Using ‘disallow’ in robots.txt stops anything in that directory being read, and can be used to disallow single documents as well, you can find out more on the robotstxt site, which has an explanation of the standard and example code.

What the Google Mini will spider

January 10, 2006 in Google Mini,Spidering | Comments (2)

Google have a helpful list of the file formats the Google Mini will spider.

It’s worth checking what you want to spider before you consider the other factors in why you are buying a search appliance. Checking through the various file formats I have, I was surprised to see the Mini supports .wps files written by Microsoft Works for DOS. It’s not a difficult format to read, but it is an old format now – Works v2 being copywrite 1988 if my memory serves me correctly. Personally I have a ton of old Works files and it’s nice to know something will still understand them, I told Google Desktop they were txt files with an odd extension, but that can have dubious results as some of the file is binary.

How does the GSA / Google Mini count documents?

January 8, 2006 in Google Mini,GSA,Q&A,Spidering | Comments (0)

The Google Mini has a document limit of 100,000 documents, the Google Search Appliance between 500,000 and 2 million, although you can put several GSA’s together so you can raise that up higher.

Each ‘document’ is a page or file which has a unique address, so

d:\Project Weevils\documents\Squared burrows.doc

are all documents. To a developer, the last two URLs may look like the same page, showing different content, to the GSA, that doesn’t matter – they are unique URLs, so they are different documents and will be counted separately.
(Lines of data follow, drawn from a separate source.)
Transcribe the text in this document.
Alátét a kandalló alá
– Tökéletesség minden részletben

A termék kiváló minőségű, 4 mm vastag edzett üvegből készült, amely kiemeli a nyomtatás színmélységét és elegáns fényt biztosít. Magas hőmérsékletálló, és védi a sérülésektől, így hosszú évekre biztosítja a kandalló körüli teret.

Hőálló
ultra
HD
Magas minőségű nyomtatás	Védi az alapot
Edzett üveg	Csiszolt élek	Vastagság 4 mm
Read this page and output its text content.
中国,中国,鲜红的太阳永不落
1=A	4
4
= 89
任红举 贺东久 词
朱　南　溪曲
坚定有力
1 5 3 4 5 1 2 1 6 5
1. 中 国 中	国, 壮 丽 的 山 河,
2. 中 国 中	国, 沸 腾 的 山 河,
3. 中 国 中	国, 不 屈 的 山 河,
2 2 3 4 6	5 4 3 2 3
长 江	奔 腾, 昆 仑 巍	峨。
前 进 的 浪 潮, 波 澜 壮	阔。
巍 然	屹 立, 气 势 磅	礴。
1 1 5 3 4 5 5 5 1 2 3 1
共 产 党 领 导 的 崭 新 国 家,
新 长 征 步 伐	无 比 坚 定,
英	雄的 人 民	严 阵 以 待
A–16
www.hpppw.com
So, with the Mini you get to index 100,000 individual addresses. If you have a dynamic site which shows all it’s content via variables on one address, then each page served dynamically on a different variable is counted as a separate document.

A problem with this is that if you are using multiple variables in your URLs and your page / CMS can show the same content under different URLs, you can have the same content spidered several times under different addresses – this is one variety of ‘spider trap.’ If this might happen to your site, you should look at trying to exclude it happening by giving a spiderable path to one set of the content and ignoring others using regular expressions. I’ll try to write more on that soon.